19% was the year-to-date sales decline at Office Depot’s North American retail stores, according to the company’s Oct. 29 quarterly report. The percentage figure represents a sales decline of $874 million.

"It turns out that the bank had on its balance sheet an unusually high number of mortgage-backed securities…The pens were, in a way, a precipitate of the shadow banking system…"  —New Yorker writer Nick Paumgarten explaining how Commerce Bank could afford to give away 28 million pens

Paper jams in junky old printers are among this recession's quiet miseries, as office supply sales have fallen. But pens cannot be done without. And banks have long been a cheapskate's go-to source for writing utensils.

With supply cabinets everywhere going bare, SFR wondered: Are more people stealing bank pens because it's harder to steal them from work? The evidence is inconclusive.

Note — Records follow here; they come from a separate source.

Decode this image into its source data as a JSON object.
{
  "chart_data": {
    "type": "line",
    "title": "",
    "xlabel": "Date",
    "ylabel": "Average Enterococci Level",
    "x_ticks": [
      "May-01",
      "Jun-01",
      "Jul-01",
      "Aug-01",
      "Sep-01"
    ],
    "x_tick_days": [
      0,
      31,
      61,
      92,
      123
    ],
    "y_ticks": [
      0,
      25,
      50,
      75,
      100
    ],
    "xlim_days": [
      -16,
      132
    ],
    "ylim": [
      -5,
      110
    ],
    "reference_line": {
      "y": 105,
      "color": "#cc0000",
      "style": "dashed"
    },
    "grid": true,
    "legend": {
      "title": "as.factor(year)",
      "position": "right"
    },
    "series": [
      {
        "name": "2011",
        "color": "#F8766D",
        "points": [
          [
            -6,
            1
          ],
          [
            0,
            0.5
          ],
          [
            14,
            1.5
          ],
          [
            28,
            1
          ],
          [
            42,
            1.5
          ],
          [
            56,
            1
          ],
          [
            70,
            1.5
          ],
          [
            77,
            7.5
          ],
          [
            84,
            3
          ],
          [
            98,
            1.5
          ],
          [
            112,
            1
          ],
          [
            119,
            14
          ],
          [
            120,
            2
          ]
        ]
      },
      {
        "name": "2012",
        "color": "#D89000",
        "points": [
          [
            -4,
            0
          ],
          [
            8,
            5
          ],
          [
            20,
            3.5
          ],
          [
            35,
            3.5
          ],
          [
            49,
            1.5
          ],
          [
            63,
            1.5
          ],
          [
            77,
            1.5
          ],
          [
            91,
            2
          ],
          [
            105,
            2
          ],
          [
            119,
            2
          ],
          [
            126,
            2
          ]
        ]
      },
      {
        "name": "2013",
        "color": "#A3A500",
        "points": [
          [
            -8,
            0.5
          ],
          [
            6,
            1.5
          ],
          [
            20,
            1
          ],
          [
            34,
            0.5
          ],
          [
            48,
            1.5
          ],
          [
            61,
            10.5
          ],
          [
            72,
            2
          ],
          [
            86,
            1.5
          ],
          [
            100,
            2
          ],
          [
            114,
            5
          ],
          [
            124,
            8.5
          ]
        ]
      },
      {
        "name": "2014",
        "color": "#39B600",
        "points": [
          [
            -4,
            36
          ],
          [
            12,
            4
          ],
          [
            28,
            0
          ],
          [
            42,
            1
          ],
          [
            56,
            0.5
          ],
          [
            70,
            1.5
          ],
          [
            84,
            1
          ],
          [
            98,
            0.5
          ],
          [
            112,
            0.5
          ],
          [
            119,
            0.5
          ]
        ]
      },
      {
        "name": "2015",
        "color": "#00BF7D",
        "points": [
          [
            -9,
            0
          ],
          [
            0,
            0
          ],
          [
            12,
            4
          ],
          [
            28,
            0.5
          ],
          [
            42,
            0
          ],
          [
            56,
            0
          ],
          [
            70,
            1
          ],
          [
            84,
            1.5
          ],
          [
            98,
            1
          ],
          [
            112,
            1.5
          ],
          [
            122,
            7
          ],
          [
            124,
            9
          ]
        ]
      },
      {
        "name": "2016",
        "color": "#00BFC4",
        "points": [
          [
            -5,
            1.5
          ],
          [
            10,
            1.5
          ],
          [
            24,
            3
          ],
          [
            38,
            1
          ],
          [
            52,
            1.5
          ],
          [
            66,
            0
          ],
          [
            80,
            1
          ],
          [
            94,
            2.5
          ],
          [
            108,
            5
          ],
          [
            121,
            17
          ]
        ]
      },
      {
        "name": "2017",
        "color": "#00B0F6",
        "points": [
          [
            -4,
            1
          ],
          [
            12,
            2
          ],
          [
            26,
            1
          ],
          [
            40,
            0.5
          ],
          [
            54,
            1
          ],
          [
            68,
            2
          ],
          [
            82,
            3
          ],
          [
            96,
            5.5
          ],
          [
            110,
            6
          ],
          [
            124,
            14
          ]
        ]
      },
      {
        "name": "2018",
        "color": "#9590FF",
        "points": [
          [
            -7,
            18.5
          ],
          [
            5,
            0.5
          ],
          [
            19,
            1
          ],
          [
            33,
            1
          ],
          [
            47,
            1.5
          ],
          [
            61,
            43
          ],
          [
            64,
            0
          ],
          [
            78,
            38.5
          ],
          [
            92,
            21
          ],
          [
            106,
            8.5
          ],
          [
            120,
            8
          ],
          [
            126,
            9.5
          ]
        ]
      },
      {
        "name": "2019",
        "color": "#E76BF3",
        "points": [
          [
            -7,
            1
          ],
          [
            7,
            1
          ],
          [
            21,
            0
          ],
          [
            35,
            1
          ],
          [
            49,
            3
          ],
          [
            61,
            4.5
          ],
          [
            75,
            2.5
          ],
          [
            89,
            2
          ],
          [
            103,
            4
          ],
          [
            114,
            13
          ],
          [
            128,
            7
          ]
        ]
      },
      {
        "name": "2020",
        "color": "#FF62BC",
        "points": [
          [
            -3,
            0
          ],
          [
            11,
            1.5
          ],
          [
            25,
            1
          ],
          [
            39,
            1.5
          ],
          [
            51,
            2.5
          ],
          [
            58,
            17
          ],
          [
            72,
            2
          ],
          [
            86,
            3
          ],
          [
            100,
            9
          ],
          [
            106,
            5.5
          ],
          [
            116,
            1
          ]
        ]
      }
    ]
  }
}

Two local bank executives who returned SFR's calls deny that they're giving away more pens. In a voice mail to SFR, New Mexico Bank & Trust President Alan Austin says his bank's pen budget remains flat. Jennifer Lind, marketing director at First National Bank of Santa Fe, claims the same.

"We haven't seen more pens go out the door. We give away a standard amount of pens every year," Lind says.

How many? It's a secret. "Thousands and thousands," she says.

Nevertheless, visual evidence around town testifies to the popularity of bank pens. For instance, Corazón, the bar, has a jar full. And a Los Alamos National Bank teller says "people take handfuls" of swag pens. "One guy tried to take the whole [jar]. I didn't know what to say!" she says (SFR took two).

The founder of a local promo-pen dealer confirms SFR's suspicions. Ron Edwards founded Focus Advertising Specialties in 2005. (His promo-pen clients include Austin's bank.) Edwards says his business—with annual revenues "over a quarter-million" dollars—increased 72 percent last year and continues to climb, a testimony to the popularity of freebies.

Quality is another factor. "The pens people are getting in their office supplies aren't as useful as the kind of pens the banks are buying these days," Edwards says. "The ink is better, the grip is better, they're more ergonomically developed."

Neal Frank, owner of Santa Fe Pens, a lux store, would take issue with that. "There's two types of people in the world: Those who know and appreciate nice pens, and those who use nothing but what they've stolen from the bank," Frank says. "My customers wouldn't be caught dead with a bank pen."